Aber Vick wirkt nicht überrascht. Ich weiß nicht, ob er sich Elis wegen beherrscht oder ob ihm die Geschichte bekannt vorkommt.
»Das tut mir so leid, Eli!«, sage ich. Ich habe Glück gehabt. Wenn der Sohn von Patrick und Aida nicht gestorben wäre und Patrick sich nicht so sehr für mich eingesetzt hätte, wäre ich nie nach Oria gekommen. Wahrscheinlich wäre ich schon tot.
»Mir tut es auch leid«, sagt Vick.
Eli antwortet nicht. Er rutscht näher ans Feuer und schließt die Augen, als habe das Reden ihn ermüdet. »Ich will nicht weiter darüber sprechen«, sagt er leise. »Ich wollte nur, dass ihr es wisst.«
Nach einer Pause wechsle ich das Thema. »Eli«, frage ich, »was hast du aus der Höhle der Farmer mitgebracht?«
Eli öffnet die Augen und zieht den Rucksack über den Boden zu sich hin. »Die Bücher sind schwer, deswegen konnte ich nicht viele mitnehmen«, sagt er. »Ich habe nur zwei. Aber schaut mal: Sie sind voll mit Wörtern und Bildern!« Er öffnet sie, um sie uns zu zeigen. Eine Abbildung zeigt eine riesige geflügelte Kreatur mit kunterbuntem Rücken, die sich über einem großen Steinhaus durch den Himmel schwingt.
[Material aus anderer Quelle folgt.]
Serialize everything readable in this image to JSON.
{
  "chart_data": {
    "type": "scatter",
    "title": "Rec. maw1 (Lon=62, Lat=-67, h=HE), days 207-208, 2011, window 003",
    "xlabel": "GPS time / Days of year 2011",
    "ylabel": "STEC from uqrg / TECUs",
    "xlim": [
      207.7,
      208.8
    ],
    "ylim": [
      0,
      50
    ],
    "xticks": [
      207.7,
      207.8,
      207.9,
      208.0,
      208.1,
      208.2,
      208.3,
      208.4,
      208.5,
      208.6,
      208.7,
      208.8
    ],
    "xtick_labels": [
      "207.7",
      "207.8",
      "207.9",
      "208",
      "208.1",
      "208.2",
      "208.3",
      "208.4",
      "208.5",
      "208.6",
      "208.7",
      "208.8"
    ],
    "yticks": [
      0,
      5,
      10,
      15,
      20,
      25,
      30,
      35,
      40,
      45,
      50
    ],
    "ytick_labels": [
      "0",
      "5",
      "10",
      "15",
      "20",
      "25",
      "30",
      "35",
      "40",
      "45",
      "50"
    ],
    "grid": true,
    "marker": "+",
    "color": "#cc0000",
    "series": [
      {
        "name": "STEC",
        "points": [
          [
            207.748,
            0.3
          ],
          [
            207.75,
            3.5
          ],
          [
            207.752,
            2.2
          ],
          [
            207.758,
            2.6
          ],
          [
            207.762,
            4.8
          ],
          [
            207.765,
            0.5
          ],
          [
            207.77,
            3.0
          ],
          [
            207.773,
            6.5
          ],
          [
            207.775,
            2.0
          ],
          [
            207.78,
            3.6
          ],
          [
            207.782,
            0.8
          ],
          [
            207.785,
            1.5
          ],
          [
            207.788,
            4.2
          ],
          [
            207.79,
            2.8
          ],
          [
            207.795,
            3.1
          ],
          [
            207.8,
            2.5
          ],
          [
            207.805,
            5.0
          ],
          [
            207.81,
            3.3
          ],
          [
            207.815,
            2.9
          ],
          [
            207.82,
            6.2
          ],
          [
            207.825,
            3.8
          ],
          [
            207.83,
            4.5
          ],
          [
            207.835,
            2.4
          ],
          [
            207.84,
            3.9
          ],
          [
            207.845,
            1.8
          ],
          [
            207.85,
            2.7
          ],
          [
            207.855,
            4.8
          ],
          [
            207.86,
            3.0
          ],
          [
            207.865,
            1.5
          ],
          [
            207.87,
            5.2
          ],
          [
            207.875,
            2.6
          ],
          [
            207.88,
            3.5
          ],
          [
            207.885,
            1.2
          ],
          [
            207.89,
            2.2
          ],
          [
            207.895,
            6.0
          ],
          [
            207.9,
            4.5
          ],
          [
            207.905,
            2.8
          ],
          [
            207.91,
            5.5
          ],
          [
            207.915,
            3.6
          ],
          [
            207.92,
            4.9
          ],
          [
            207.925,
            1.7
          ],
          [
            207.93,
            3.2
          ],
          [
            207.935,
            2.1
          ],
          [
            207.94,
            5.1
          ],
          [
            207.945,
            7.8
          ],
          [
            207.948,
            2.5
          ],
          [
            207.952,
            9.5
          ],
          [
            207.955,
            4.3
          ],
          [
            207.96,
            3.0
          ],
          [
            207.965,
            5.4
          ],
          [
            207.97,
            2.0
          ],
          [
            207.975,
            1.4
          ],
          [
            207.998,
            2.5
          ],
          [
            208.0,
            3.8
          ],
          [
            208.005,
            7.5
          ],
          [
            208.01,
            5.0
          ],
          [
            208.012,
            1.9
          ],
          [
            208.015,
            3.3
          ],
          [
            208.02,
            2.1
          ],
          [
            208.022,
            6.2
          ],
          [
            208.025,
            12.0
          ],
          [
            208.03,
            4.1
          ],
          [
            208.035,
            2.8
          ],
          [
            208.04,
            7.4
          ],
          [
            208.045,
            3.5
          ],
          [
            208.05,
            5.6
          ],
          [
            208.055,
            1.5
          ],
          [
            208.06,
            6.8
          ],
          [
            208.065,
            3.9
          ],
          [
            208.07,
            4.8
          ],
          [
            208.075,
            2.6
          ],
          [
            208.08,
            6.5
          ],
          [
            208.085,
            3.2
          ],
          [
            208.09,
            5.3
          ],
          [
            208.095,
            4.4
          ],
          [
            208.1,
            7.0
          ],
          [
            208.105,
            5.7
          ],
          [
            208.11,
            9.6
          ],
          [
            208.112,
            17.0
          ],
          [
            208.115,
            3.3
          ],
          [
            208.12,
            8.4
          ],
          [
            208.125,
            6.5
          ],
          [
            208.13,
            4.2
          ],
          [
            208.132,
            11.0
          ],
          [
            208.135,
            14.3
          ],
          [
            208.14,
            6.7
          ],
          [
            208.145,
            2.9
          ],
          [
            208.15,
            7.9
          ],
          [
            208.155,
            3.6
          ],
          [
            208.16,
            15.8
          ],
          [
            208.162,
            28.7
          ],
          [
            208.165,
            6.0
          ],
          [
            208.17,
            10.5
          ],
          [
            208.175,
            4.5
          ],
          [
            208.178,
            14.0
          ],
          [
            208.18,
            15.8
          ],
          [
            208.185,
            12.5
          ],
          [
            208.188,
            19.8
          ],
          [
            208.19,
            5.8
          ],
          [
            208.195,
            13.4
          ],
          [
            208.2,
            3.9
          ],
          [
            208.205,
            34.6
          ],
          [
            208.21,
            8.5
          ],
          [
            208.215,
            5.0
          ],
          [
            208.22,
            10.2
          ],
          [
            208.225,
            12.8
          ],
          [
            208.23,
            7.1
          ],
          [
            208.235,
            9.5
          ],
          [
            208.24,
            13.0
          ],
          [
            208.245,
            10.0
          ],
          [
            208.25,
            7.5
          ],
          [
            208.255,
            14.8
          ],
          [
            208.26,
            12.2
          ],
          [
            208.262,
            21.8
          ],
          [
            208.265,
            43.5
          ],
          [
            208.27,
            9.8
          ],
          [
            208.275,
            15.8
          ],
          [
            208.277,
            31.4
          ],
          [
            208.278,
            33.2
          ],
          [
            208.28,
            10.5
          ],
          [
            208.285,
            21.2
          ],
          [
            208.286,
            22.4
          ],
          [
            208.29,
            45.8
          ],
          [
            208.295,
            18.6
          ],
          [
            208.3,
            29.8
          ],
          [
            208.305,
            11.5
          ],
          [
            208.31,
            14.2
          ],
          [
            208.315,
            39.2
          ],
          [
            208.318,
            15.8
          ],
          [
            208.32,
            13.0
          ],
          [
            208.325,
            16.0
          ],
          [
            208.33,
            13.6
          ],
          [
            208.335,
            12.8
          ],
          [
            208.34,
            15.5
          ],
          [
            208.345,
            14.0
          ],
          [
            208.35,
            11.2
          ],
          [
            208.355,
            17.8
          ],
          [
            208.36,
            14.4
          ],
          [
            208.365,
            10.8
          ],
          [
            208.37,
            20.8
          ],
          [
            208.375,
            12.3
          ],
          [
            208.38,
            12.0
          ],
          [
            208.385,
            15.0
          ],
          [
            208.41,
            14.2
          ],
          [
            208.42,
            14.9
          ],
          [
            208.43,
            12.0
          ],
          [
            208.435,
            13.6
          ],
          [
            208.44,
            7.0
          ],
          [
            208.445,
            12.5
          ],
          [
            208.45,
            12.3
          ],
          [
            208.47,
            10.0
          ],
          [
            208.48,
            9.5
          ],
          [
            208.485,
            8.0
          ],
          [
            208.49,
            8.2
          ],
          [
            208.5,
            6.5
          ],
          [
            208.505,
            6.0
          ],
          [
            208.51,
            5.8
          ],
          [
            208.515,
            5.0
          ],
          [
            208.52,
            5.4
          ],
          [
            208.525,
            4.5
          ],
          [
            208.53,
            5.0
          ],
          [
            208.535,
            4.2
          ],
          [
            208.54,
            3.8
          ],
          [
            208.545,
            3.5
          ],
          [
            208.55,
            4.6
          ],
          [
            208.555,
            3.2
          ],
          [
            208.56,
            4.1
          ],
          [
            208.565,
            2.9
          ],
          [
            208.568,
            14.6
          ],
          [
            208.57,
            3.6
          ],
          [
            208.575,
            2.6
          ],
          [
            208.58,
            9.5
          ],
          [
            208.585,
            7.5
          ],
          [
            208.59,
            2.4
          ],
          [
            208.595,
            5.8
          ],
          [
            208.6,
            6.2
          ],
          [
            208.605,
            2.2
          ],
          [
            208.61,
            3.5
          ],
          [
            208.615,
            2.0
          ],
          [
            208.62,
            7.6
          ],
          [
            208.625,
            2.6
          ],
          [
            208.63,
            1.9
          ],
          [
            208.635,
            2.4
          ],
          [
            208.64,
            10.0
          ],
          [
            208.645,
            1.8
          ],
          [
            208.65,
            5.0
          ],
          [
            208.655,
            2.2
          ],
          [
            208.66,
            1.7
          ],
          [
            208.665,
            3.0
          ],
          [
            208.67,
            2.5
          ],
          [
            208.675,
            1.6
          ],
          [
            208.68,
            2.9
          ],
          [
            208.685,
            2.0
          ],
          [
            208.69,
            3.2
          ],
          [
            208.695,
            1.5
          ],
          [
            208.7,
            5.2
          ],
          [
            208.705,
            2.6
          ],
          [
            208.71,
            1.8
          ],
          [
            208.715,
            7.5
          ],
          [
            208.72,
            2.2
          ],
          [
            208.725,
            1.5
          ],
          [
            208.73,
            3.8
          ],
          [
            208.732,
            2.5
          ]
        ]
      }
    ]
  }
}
»Ich glaube, mein Vater hat mir von diesen Büchern erzählt«, sage ich. »Das waren Geschichten für Kinder. Sie konnten die Bilder anschauen, während die Eltern ihnen vorlasen. Wenn die Kinder dann älter wurden, konnten sie die Texte selber lesen.«
»Die müssen viel wert sein!«, meint Vick.
Ich bin anderer Meinung. Elis Bücher werden sich nicht leicht gegen irgendetwas eintauschen lassen. Die Geschichten können zwar kopiert werden, die Bilder aber nicht. Doch als Eli danach gegriffen hat, dachte er nicht an ihren Handelswert.
Wir sitzen am schwelenden Feuer und lesen die Geschichten über Elis Schulter hinweg. Einige Wörter kennen wir nicht, aber wir verstehen ihre Bedeutung, wenn wir die Bilder betrachten.
Eli gähnt und klappt das Buch zu. »Wir können sie uns morgen wieder anschauen«, sagt er energisch, und ich grinse in mich hinein, als er die Werke in seinen Rucksack packt. Er scheint uns sagen zu wollen:
Ich habe sie mitgebracht, und ihr dürft sie euch nur ansehen, wenn
ich
es erlaube
.
Ich hebe ein Stöckchen auf und schreibe Cassias Namen in den Staub. Elis Atem geht langsamer, als er einschläft.
»Ich habe auch ein Mädchen geliebt«, sagt Vick einige Minuten später zu mir.